Chers frères et sœurs, en reprenant les catéchèses, je voudrais parler aujourd’hui de mon voyage au Brésil, à l’occasion des Journées mondiales de la Jeunesse. Une des plus belles particularités de ces Journées a été l’accueil des familles et des paroisses. L’accueil aide à surmonter les difficultés et à tisser des liens. Ainsi l’Église grandit comme un réseau d’amitiés en Jésus-Christ. L’accueil est la première parole qui ressort de ce voyage.

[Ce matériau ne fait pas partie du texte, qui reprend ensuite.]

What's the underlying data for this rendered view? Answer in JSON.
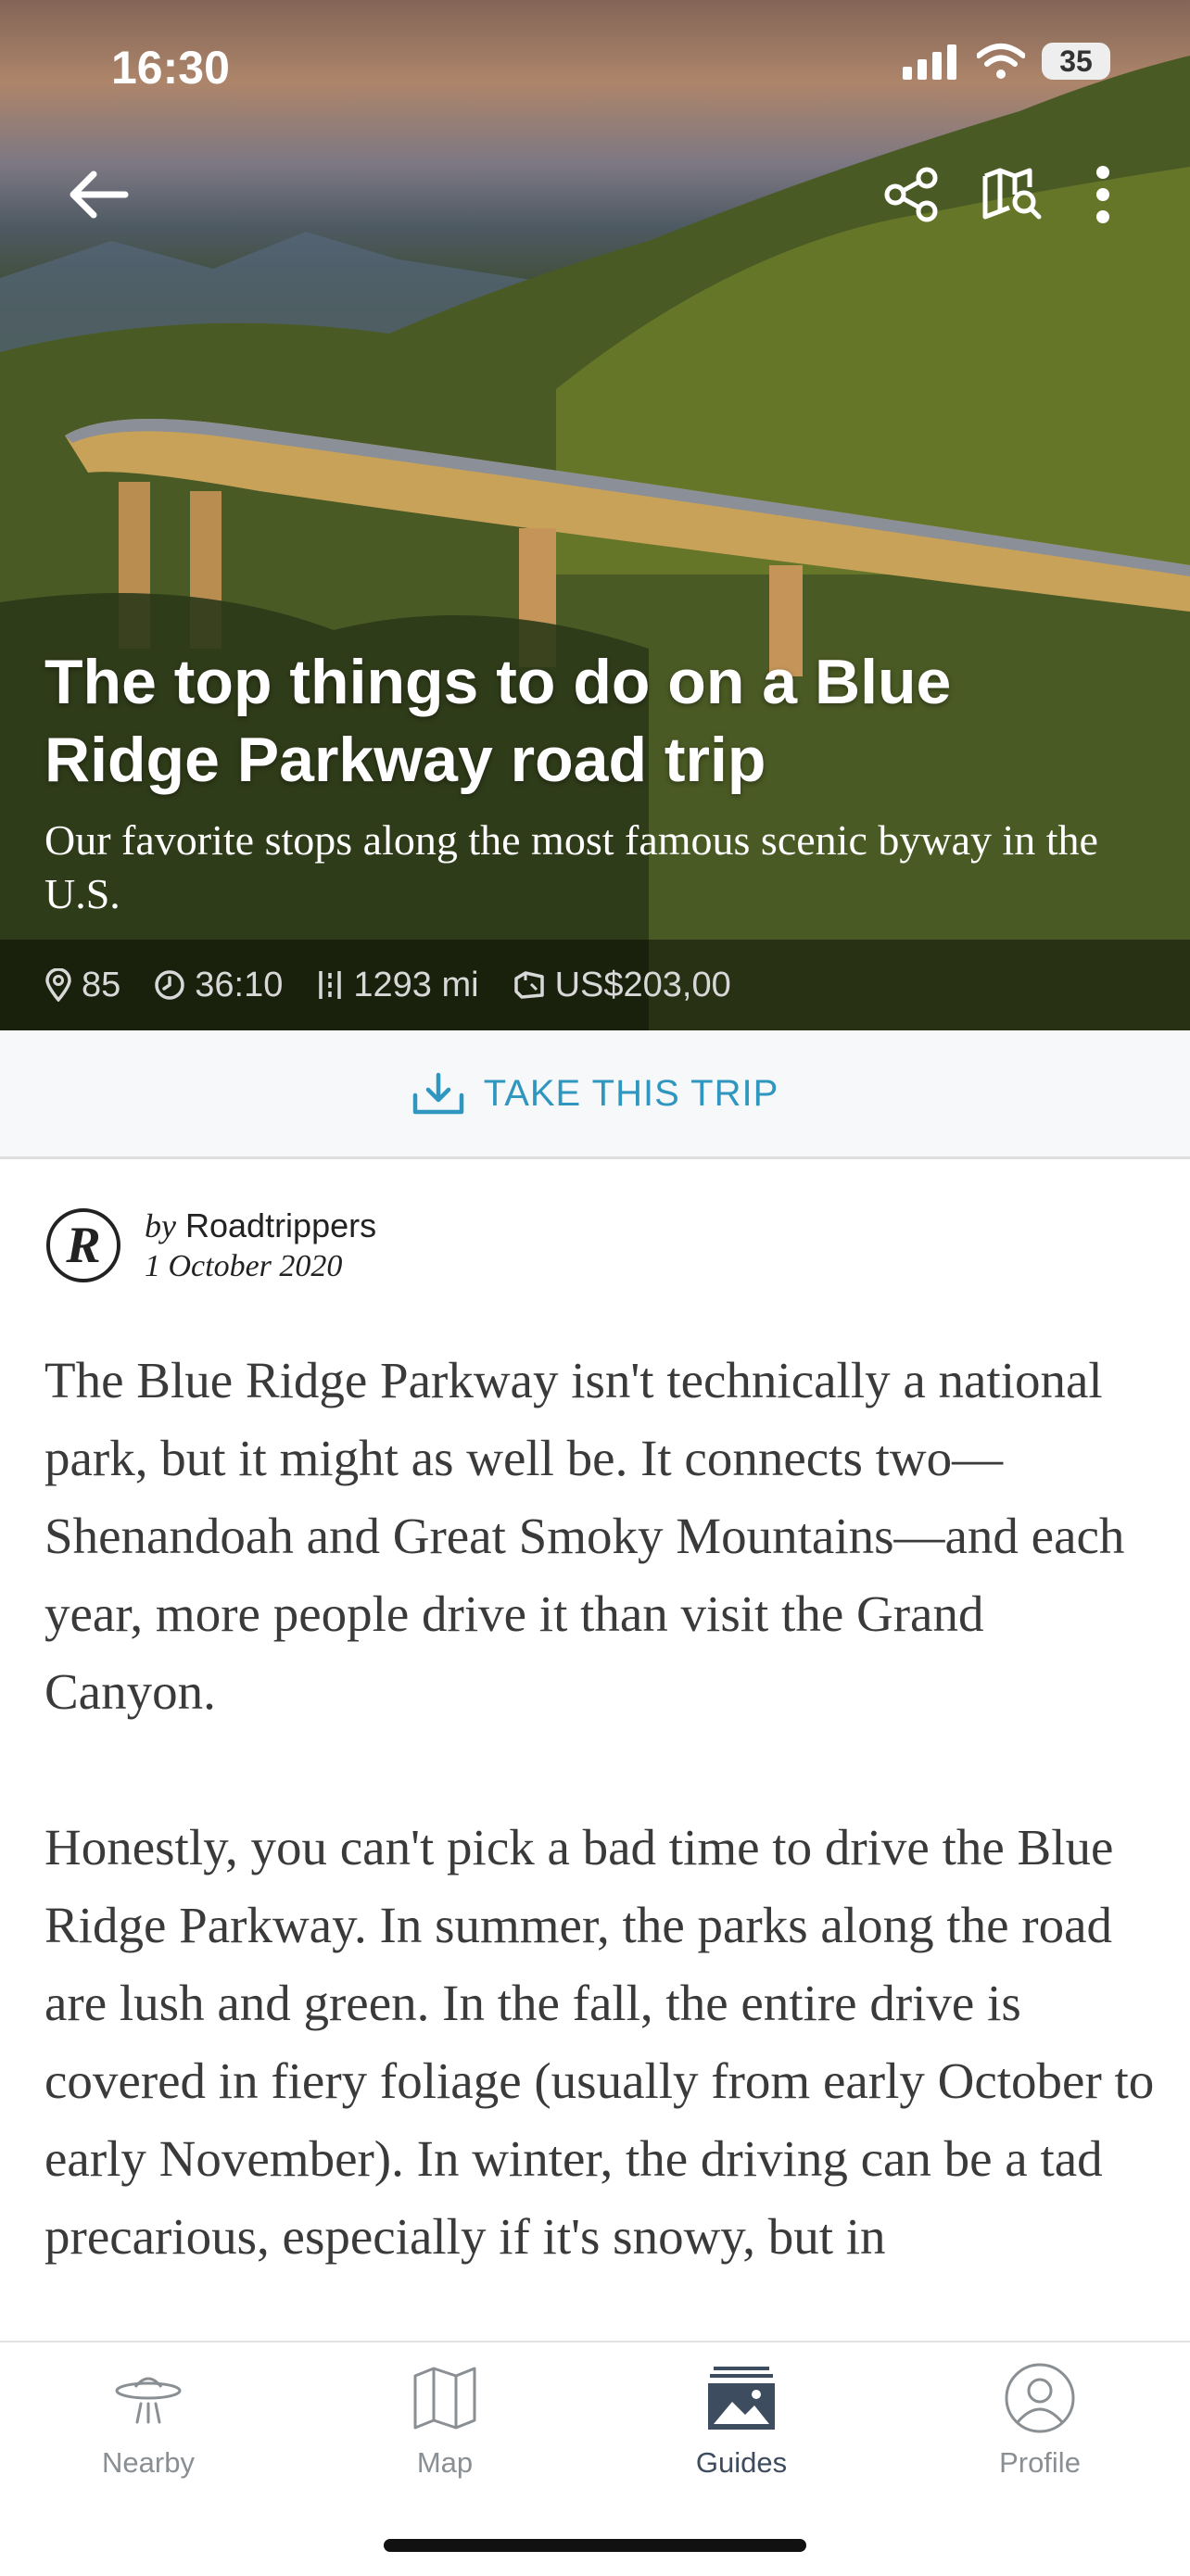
{
  "status_bar": {
    "time": "16:30",
    "battery": "35"
  },
  "hero": {
    "title": "The top things to do on a Blue Ridge Parkway road trip",
    "subtitle": "Our favorite stops along the most famous scenic byway in the U.S.",
    "stats": {
      "places": "85",
      "duration": "36:10",
      "distance": "1293 mi",
      "cost": "US$203,00"
    }
  },
  "actions": {
    "take_trip": "TAKE THIS TRIP"
  },
  "author": {
    "by": "by",
    "name": "Roadtrippers",
    "date": "1 October 2020",
    "logo_letter": "R"
  },
  "article": {
    "paragraphs": [
      "The Blue Ridge Parkway isn't technically a national park, but it might as well be. It connects two—Shenandoah and Great Smoky Mountains—and each year, more people drive it than visit the Grand Canyon.",
      "Honestly, you can't pick a bad time to drive the Blue Ridge Parkway. In summer, the parks along the road are lush and green. In the fall, the entire drive is covered in fiery foliage (usually from early October to early November). In winter, the driving can be a tad precarious, especially if it's snowy, but in"
    ]
  },
  "tabbar": {
    "tabs": [
      {
        "label": "Nearby",
        "icon": "ufo-icon"
      },
      {
        "label": "Map",
        "icon": "map-icon"
      },
      {
        "label": "Guides",
        "icon": "guides-icon",
        "active": true
      },
      {
        "label": "Profile",
        "icon": "profile-icon"
      }
    ]
  },
  "colors": {
    "accent": "#2f96bf",
    "active_tab": "#3d4c5e",
    "inactive_tab": "#8a8f94"
  }
}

Une autre parole est la fête. Les Journées mondiales de la Jeunesse sont une grande fête de la foi et de la fraternité. Mais cela n’est possible qu’avec le Seigneur, car sans l’amour de Dieu il n’y a pas de véritable fête pour l’homme. La mission est le troisième élément qui a caractérisé ces Journées. Aux yeux de Dieu, tout jeune est un apôtre de son Royaume. Si tous les jeunes qui ont rencontré le Christ ressuscité à Rio de Janeiro lui restent unis, ils construiront son Royaume ; ils construiront la fraternité. Accueil, fête et mission: que ces paroles soient l’âme de notre vie et de la vie de nos communautés.

Chers jeunes, soyez une espérance pour Dieu et pour l’Église. Soyez aussi cette force d’amour et de miséricorde qui veut transformer le monde pour le rendre plus juste et plus beau. Bon pèlerinage à tous!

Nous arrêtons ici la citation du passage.